Женщина привычно ничего не ответила. Должно быть, смутилась, как лестно подумал про себя Петров. И в результате оказался сидящим в скверике у гостиницы, в обществе юного гипсового горниста, горн которого был отбит у самых губ.
- Должно быть, фальшивил, брат, - рассудил Петров.
А вообще, хорошее настроение никогда его не покидало. Даже если что-то и случалось, ему достаточно было призвать на помощь всего лишь каплю воображения или негромко, почти про себя засвистеть что-нибудь, например: "Не пробуждай воспоминаний...". И все.
- А и то сказать, - продолжил Петров, - о чем тут трубить? Взял бы я тебя с собой в тайгу... Вот там, брат, совсем другое дело. Ну совсем другое. Труби, сколько душа пожелает. Деревьев много, а под ними зверья и птицы пока не перевелось. Найдется и для твоих звуков место. И никому не помешаешь. Больше того - станешь будить рано, только спасибо скажут. Правда! И места у нас - краше не бывает. Сам посуди: даже солнце оттуда восходит - это что, шутки? Правда, - добавил Петров, понизив голос, последнее время его, солнце, приходится долго уговаривать. Оно капризничает, не хочет подниматься... Не совсем, признаюсь, приятное зрелище... Приходится всем народом наваливаться. А так все хорошо. Так что подумай, а я пока - по делам.
И те оставшиеся от двухсот километров несколько сот метров, что отделяют его от дочки, он проходит чуть ли не за час, отвлекаясь на все и вся.
Дверь открывает бывшая жена и спокойно, словно они расстались только вчера, говорит:
- Привет. Заходи.
Пока Петров заходит, он вспоминает, что жена его никогда и ничему не удивлялась. Это всегда ставило Петрова в тупик. Жить в тупике ему не нравилось. Поэтому они и разошлись. С тупиком и женой. А не потому, скажем, что он был жадный или злой, или пьяница.
В прихожей, а потом в комнате настает для Петрова время дочки.
Каждый раз, прежде, чем обняться, они минут пять корчат друг другу рожи. Ничего себе, веселые рожи.
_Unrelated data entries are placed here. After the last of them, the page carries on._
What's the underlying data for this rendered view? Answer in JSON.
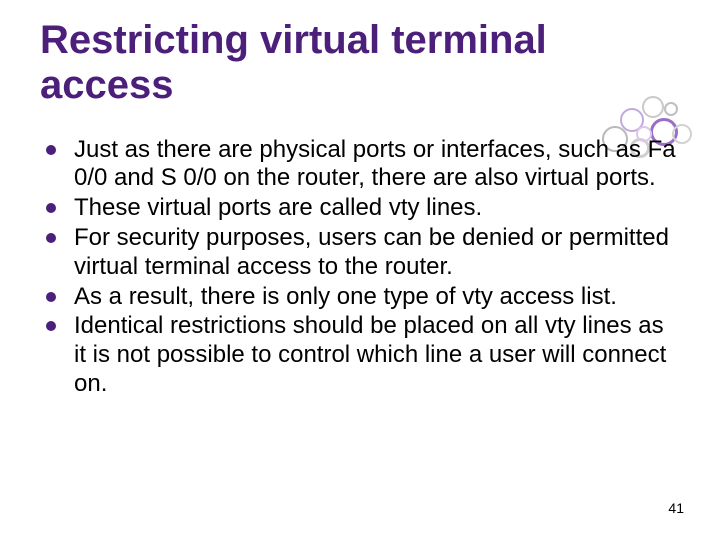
{
  "title": "Restricting virtual terminal access",
  "bullets": [
    "Just as there are physical ports or interfaces, such as Fa 0/0 and S 0/0 on the router, there are also virtual ports.",
    "These virtual ports are called vty lines.",
    "For security purposes, users can be denied or permitted virtual terminal access to the router.",
    "As a result, there is only one type of vty access list.",
    "Identical restrictions should be placed on all vty lines as it is not possible to control which line a user will connect on."
  ],
  "page_number": "41"
}
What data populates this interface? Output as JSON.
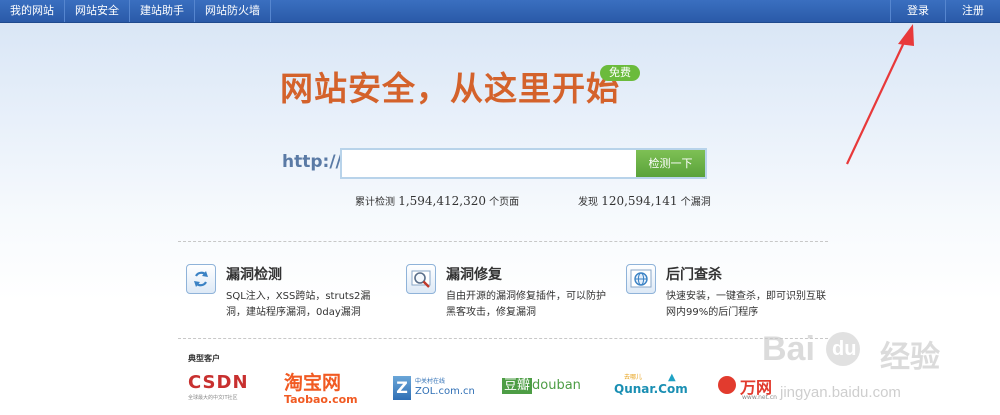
{
  "topnav": {
    "items": [
      "我的网站",
      "网站安全",
      "建站助手",
      "网站防火墙"
    ],
    "login": "登录",
    "register": "注册"
  },
  "hero": {
    "headline": "网站安全，从这里开始",
    "badge": "免费",
    "http_label": "http://",
    "url_value": "",
    "check_button": "检测一下"
  },
  "stats": {
    "checked_prefix": "累计检测",
    "checked_count": "1,594,412,320",
    "checked_suffix": "个页面",
    "found_prefix": "发现",
    "found_count": "120,594,141",
    "found_suffix": "个漏洞"
  },
  "features": [
    {
      "icon": "refresh-icon",
      "title": "漏洞检测",
      "desc": "SQL注入，XSS跨站，struts2漏洞，建站程序漏洞，0day漏洞"
    },
    {
      "icon": "magnifier-icon",
      "title": "漏洞修复",
      "desc": "自由开源的漏洞修复插件，可以防护黑客攻击，修复漏洞"
    },
    {
      "icon": "globe-icon",
      "title": "后门查杀",
      "desc": "快速安装，一键查杀，即可识别互联网内99%的后门程序"
    }
  ],
  "customers": {
    "title": "典型客户",
    "logos": [
      {
        "name": "CSDN",
        "sub": "全球最大的中文IT社区"
      },
      {
        "name": "淘宝网",
        "sub": "Taobao.com"
      },
      {
        "name": "中关村在线",
        "sub": "ZOL.com.cn"
      },
      {
        "name": "豆瓣",
        "sub": "douban"
      },
      {
        "name": "去哪儿",
        "sub": "Qunar.Com"
      },
      {
        "name": "万网",
        "sub": "www.net.cn"
      }
    ]
  },
  "watermark": {
    "brand_latin": "Bai",
    "brand_du": "du",
    "brand_cn": "经验",
    "url": "jingyan.baidu.com"
  },
  "colors": {
    "topbar": "#2a5aa8",
    "headline": "#d4622b",
    "accent_green": "#5aa23a",
    "arrow": "#e8393a"
  }
}
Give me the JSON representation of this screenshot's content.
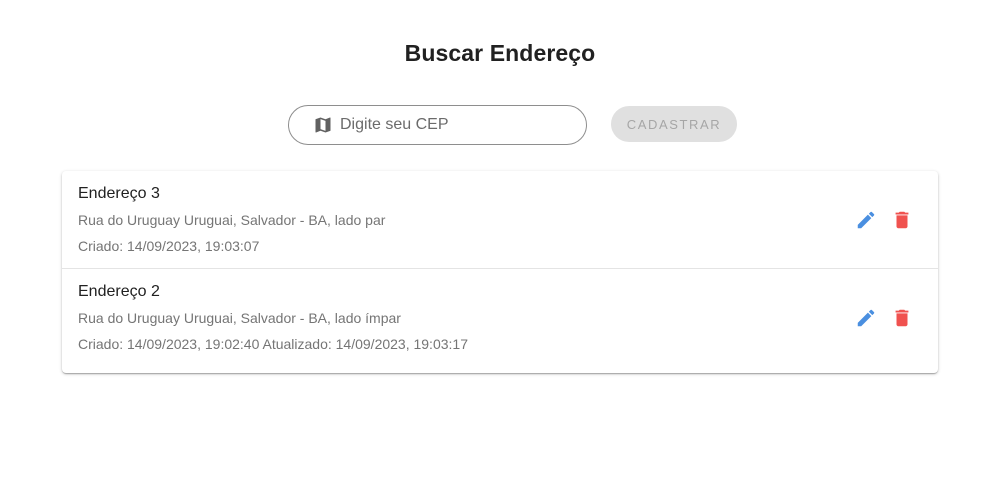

Потом уже Петров говорит:
- Ну, здорово что ли, сосиска.
- Сам сосиска, - не сдается Танек.
- Это почему же я сосиска? - удивляется он.
- А я почему? - изумлена она.
- Потому что ты маленькая, толстенькая и глупенькая, - сделав жалостливое лицо, поясняет он.
- А ты длинный, худой и... тоже, - отвечает она, делая шаг назад.
- Что-о? - грозно хмурит брови Петров.